Vorrei anche essere bravo a scuola, andare in un istituto con compagni in gamba e non una stamberga dove chiunque ci entri è targato come senza cervello.

Quando vivi nella mia situazione da sempre però, alla fine ci fai il callo e non si può dire che ne sei felice, ma sopporti molto bene, ecco. Qualche volta mi piace fare le cazzate che facciamo con i miei “amici”. E' eccitante.

Accendo un' altra sigaretta e occhieggio la scritta minacciosa come una ramanzina paterna: IL FUMO UCCIDE. Poco male, morirò ben prima di potere schiattare per quei pochi centimetri di fogliette tritate. Diciamo... Trent' anni ? Si, ci sta, forse prima.

Dopo dieci minuti arrivo finalmente al vetusto portone dell' alveare in cemento dove abbiamo la nostra cella. Tiro fuori le chiavi, ne infilo una nella toppa che scricchiola tristemente e spingo la porta, trattenendola per la maniglia. Due o tre millenni fa aveva un marchingegno che rallentava i movimenti, dunque non poteva sbattere, ma s' è rotto da tempi immemorabili e un giorno, senza pensare a questo particolare, non la fermai e lei sbatté contro lo spigolo con tanta forza da incrinarsi il vetro inferiore.

Niente ascensore, qui si bada alla linea, eh. Non ci si può nemmeno fare tentare da una rilassante salita senza dover fare le scale: non c'è proprio.

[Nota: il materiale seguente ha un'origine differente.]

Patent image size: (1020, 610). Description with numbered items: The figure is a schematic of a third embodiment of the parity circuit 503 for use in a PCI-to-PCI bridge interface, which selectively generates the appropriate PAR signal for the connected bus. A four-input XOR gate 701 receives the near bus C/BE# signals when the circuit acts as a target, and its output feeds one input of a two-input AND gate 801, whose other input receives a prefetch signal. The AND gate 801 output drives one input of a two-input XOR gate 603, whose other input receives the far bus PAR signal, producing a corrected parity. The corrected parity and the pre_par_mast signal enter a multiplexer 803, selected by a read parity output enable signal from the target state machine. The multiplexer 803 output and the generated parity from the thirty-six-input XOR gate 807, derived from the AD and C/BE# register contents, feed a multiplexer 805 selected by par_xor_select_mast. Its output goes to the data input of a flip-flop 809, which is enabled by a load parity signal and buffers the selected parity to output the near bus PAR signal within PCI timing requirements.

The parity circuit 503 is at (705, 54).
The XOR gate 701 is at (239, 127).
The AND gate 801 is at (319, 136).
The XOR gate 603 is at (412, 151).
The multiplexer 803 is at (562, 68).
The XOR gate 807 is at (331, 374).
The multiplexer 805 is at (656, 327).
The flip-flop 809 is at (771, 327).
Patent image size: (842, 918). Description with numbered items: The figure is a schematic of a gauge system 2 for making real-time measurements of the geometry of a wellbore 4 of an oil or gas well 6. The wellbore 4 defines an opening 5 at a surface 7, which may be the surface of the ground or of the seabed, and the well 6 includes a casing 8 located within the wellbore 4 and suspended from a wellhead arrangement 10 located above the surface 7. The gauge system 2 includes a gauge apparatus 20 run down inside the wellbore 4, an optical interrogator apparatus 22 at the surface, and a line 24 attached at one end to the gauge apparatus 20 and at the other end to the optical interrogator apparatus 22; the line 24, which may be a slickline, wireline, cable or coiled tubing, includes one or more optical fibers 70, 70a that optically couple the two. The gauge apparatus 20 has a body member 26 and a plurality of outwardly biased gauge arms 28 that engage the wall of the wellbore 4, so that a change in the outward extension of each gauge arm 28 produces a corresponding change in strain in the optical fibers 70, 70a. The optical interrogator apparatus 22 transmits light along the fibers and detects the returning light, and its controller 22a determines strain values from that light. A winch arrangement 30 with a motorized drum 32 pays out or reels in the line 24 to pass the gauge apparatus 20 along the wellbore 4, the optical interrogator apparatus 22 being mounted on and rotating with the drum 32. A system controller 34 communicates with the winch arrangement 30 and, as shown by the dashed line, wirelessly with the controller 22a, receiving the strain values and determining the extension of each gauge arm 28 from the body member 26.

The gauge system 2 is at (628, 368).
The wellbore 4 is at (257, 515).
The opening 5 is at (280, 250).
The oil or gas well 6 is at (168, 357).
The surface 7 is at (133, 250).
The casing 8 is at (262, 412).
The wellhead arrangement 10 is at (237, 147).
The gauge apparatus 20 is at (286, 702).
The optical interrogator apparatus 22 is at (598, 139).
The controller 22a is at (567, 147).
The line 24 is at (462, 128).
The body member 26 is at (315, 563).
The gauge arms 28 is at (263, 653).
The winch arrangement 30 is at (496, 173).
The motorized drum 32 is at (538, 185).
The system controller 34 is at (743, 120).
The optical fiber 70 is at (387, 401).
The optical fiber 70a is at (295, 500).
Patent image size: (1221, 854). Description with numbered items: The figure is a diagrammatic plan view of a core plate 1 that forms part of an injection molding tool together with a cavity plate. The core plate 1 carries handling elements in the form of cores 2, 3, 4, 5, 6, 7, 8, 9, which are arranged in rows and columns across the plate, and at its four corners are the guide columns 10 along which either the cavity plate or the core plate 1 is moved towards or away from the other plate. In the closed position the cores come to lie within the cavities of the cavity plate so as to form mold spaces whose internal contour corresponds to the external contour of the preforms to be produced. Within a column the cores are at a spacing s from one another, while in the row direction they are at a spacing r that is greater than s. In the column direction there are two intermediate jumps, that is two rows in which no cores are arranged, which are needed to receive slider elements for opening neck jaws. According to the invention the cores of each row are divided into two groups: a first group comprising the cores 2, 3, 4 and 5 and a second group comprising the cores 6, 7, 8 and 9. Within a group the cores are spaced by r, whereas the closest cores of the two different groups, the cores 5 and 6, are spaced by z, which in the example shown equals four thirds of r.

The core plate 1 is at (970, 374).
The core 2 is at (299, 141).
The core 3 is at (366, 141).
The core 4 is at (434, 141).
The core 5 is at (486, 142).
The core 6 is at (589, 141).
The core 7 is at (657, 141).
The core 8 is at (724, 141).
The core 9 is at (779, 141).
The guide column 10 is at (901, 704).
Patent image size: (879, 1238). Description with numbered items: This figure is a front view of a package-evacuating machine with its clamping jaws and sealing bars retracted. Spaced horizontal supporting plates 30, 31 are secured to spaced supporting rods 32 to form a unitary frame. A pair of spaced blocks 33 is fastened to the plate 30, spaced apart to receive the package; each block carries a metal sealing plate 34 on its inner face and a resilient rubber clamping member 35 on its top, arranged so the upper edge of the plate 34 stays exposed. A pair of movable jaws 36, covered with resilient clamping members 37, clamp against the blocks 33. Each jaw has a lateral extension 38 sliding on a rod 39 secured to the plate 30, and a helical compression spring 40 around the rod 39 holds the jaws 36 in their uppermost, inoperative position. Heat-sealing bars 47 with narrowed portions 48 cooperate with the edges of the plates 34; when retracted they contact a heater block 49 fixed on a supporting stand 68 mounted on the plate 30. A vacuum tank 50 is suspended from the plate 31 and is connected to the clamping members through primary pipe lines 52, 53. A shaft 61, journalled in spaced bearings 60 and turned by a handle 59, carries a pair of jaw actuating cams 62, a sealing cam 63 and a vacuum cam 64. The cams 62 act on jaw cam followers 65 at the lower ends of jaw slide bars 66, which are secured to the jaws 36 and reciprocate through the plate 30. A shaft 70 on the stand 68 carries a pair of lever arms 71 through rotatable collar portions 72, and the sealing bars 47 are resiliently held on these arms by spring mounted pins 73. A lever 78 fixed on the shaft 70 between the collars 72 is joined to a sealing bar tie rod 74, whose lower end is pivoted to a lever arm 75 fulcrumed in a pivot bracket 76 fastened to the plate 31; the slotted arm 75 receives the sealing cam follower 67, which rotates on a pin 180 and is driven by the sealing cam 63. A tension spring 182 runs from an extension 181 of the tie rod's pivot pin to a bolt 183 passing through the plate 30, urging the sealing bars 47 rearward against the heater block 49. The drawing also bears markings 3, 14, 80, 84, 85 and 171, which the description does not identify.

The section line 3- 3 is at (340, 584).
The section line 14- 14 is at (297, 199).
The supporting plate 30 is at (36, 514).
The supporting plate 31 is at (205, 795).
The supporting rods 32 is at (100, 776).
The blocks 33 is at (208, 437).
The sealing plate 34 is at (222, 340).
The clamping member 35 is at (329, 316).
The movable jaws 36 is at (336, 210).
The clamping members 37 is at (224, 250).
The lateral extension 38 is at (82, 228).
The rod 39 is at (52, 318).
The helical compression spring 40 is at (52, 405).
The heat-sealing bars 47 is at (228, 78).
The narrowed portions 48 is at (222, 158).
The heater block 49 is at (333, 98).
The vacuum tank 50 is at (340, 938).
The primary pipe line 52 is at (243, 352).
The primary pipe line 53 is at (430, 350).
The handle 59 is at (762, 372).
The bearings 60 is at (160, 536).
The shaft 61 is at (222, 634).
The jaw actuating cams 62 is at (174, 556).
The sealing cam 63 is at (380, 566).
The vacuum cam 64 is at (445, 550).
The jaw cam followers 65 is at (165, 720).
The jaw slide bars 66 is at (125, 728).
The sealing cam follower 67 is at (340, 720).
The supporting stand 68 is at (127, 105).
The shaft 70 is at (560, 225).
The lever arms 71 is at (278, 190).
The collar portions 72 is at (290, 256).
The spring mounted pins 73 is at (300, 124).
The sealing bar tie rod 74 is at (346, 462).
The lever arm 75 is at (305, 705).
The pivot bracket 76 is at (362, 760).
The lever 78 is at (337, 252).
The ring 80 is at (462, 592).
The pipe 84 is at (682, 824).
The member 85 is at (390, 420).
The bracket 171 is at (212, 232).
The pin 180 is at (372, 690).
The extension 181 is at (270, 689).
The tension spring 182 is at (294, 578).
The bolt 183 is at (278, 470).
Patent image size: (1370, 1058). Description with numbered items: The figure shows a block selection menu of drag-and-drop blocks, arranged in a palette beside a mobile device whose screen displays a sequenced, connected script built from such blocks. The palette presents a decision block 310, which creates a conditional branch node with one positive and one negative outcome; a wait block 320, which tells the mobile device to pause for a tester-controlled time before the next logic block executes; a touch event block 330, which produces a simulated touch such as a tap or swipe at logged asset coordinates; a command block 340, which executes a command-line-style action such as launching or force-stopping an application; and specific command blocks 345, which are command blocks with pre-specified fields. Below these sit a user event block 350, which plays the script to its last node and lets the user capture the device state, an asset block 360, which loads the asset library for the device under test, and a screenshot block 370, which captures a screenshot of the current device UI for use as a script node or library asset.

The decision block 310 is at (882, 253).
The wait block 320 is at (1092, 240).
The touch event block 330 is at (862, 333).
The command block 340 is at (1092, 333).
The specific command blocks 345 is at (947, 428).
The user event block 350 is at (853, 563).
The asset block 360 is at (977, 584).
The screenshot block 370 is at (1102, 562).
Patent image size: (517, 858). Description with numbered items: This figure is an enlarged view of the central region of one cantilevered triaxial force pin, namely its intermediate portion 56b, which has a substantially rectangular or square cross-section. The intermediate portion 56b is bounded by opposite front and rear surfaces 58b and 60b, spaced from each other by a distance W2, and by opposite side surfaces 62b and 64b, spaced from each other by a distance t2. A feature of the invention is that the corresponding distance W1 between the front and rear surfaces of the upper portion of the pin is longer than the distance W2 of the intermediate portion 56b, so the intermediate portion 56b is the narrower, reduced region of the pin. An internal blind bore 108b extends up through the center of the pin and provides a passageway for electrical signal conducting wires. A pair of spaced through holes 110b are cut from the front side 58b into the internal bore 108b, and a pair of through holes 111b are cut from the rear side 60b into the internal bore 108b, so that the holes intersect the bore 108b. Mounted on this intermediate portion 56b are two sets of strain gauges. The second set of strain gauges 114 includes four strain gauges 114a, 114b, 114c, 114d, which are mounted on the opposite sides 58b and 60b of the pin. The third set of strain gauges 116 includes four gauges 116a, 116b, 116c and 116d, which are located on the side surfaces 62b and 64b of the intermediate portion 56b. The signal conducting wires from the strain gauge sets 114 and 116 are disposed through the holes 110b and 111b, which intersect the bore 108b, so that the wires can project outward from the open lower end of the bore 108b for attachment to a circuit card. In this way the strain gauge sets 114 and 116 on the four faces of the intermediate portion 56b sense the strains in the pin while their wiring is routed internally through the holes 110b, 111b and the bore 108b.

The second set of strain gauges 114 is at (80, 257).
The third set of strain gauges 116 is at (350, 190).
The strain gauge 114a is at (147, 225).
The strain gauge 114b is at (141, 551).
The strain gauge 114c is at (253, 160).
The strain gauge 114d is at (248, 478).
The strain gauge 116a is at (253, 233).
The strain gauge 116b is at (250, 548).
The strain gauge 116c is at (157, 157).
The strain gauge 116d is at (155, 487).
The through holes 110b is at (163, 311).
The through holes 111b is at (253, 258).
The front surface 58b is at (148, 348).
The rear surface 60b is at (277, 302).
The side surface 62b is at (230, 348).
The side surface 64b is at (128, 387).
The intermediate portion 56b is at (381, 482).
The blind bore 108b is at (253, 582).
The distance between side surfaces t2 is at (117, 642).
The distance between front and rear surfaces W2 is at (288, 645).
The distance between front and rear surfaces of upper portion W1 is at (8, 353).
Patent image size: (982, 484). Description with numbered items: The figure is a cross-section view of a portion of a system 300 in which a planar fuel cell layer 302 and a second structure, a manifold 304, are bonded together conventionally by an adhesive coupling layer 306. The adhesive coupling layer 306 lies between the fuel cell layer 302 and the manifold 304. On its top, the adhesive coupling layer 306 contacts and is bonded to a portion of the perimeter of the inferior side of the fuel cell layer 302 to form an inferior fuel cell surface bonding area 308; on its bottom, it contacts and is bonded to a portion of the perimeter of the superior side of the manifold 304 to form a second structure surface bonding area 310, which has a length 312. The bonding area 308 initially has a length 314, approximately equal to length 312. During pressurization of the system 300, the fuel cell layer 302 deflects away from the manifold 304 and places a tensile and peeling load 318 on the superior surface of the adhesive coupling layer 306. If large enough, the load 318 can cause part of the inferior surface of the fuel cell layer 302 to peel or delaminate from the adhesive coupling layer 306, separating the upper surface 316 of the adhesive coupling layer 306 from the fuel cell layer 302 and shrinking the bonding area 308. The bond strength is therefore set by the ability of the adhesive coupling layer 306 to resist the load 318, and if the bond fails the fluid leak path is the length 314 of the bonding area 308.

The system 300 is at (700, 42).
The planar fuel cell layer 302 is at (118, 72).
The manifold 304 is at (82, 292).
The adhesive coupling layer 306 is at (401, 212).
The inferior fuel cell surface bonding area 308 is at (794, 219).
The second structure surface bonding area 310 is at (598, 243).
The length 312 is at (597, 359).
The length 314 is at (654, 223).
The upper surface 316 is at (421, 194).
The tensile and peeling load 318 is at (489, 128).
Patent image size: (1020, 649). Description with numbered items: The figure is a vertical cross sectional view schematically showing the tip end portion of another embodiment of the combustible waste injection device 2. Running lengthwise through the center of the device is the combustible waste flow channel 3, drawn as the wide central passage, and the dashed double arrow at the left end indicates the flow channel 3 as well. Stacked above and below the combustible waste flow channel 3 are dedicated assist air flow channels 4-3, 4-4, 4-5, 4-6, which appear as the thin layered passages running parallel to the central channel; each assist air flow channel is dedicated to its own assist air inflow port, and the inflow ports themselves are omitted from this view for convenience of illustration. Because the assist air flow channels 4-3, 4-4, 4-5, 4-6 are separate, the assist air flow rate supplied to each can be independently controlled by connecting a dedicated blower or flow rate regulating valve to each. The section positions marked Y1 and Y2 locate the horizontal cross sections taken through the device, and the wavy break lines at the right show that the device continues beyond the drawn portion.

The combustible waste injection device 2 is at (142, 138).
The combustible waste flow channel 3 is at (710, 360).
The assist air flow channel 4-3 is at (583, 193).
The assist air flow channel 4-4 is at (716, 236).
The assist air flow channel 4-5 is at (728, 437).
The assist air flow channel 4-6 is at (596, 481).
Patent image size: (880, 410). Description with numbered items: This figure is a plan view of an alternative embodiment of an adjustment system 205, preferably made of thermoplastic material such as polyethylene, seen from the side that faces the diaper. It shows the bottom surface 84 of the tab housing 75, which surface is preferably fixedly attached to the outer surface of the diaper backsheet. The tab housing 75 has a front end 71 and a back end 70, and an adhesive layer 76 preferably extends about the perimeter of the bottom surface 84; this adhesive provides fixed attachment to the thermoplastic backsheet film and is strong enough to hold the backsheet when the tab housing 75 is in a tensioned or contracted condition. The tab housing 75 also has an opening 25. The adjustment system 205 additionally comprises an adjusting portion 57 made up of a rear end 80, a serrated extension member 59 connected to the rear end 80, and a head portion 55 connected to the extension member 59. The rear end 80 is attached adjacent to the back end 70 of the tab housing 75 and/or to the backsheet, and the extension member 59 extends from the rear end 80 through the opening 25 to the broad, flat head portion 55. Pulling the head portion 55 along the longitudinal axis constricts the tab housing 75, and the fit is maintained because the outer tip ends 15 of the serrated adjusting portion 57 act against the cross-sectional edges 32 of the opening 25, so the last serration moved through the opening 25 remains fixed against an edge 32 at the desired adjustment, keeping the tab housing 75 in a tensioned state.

Siamo al quinto piano, scalo velocemente i gradini dai bordi arrotondati e scelgo la seconda chiave per l' uscio dell' appartamento. Stavolta devo dare una spallata al legno perchè si dev' essere incastrato un sassolino vicino al cardine e ruota male.

Il solito odore stantio mi accoglie e a tentoni accendo la penosa lampadina a risparmio elettrico dell' ingresso; finisco la birra, l' appoggio vicino ai fornelli, spengo la luce e vado in bagno dove estraggo le tre scheggette dal palmo della mano.

<< Mamma ? >>

Dico ad alta voce, sicuro di non ricevere risposta.

<< Sei un rompicoglioni >>

Biascica invece una voce dalla camera matrimoniale. Mi affaccio e la vedo sotto le coperte, con l' immancabile whisky accanto.

<< Ciao ma'. Ho guadagnato cinquanta euro, sai ? >>

<< Voglio dell' acqua. >>

<< Mi hai sentito ? >>

<< Muovi il culo, sei inutile, inutile ! Ti avrei dovuto solo ingoiare, cazzo >>

Grida, poi s' addormenta.

<< Ti voglio bene anch' io >>

Commento, e chiudo la porta.

Mi spoglio e mi butto a letto, messaggio per un po' con Clara e infine scivolo nel sonno, un' amarezza pesante nel cuore.

Si potrebbe cambiare ? Diventare migliori, diventare come vorrei essere ?

Lascia perdere, ora dormi

Bofonchia una vocina da qualche parte nella mia testa, e annuendo da solo seguo il suo consiglio.